Abitualmente schiva verso i giornalisti, Ilda Boccassini è intervenuta all’Università Bocconi per la presentazione del libro “Il contagio” (Laterza), scritto dai colleghi magistrati Giuseppe Pignatone e Michele Prestipino, che da Reggio Calabria hanno condotto insieme alla Dda di Milano la grande inchiesta Crimine-infinito, che il 13 luglio 2010 ha portato a otre 300 arresti tra Calabria e Lombardia. Ridisegnando il volto di una ‘ndrangheta che, sul modello di Cosa nostra negli anni Ottanta, si è data una struttura gerarchica a coordinare l’espansione criminale nelle regioni del centro-nord e all’estero. “Solo accuse a soggetti precisi per specifici reati”, ha chiarito ancora Boccassini, a voler marcare – sempre in modo indiretto – la differenza di metodo con altre Procure dove, spesso, i processi ai politici collusi con la mafia finiscono in nulla o quasi, trascinandosi dietro mille polemiche.
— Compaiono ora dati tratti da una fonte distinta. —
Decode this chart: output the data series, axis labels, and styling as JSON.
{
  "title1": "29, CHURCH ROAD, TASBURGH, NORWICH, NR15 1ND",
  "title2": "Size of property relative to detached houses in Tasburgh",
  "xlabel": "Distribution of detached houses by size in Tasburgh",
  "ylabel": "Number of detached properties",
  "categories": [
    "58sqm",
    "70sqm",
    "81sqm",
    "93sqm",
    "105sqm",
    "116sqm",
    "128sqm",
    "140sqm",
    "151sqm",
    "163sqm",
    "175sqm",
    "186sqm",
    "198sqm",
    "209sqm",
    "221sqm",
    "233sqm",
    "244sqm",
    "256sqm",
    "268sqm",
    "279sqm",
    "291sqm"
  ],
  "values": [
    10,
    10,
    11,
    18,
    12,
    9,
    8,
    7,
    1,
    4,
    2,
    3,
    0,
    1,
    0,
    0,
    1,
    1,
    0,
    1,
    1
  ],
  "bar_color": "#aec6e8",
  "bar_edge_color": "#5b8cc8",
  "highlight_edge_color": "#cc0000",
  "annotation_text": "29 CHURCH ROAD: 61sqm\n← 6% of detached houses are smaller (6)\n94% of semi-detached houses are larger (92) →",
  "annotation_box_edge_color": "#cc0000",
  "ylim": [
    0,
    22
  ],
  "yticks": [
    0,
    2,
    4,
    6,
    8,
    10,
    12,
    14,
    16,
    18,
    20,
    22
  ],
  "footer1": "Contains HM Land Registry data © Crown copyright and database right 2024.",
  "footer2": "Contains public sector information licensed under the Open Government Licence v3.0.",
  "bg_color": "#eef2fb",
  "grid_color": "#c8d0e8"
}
Anche a Milano e in Lombardia sono ormai numerosi i nomi dei politici finiti nelle inchieste – il magistrato reggino Nicola Gratteri ne ha contati 13 “connessi con la mafia” – ma, appunto, per la stragrande maggioranza dei casi senza conseguenze penali. Basti pensare al consigliere comunale del Pdl Armando Vagliati, legato da lunga consuetudine ai vertici del clan Valle-Lampada, o all’esponente dello stesso partito Marco Clemente, registrato da una microspia mentre conversava di estorsioni con un presunto appartenente al clan Flachi. Per non parlare delle connessioni politico-mafiose scoperte, proprio dall’indagine Infinito, nel sistema di potere dell’ex assessore regionale Massimo Ponzoni, poi finito in carcere per corruzione. E sono solo pochi esempi. Tutti personaggi i cui rapporti con la ‘ndrangheta trapiantata al Nord sono emersi con certezza da intercettazioni e filmati, ma, appunto, senza la pistola fumante di un comportamento illecito in favore dei boss. “Puoi anche essere certo che Ilda Boccassini è collusa”, ha esemplificato la coordinatrice della Dda milanese, “ma lo devi provare, e in maniera corretta. Certo che se ordino determinate intercettazioni qualcosa pesco di sicuro, come in un lago di trote, ma non è così che si deve fare”.

I tre magistrati, intervenuti nell’aula magna della Bocconi davanti a centinaia di studenti e professori, non hanno neppure citato il reato di concorso esterno in associazione mafiosa, al centro di periodiche polemiche dal processo Mannino alla pù recente sentenza Dell’Utri. Ma qui parlano i fatti: nelle più recenti inchieste coordinate da Boccassini il reato non è quasi mai stato contestato. Per l’antimafia milanese, o si è dentro l’organizzazione – e infatti fioccano i 416 bis – o si fanno altri reati. Ma la via di mezzo non c’è. Tranne in un caso eclatante: quello di Carlo Chiriaco, il direttore dell’Asl di Pavia attualmente imputato al processo Infinto. Proprio lui che, paradossalmente, si vantava improvvidamente al telefono di essere un capo della ‘ndrangheta.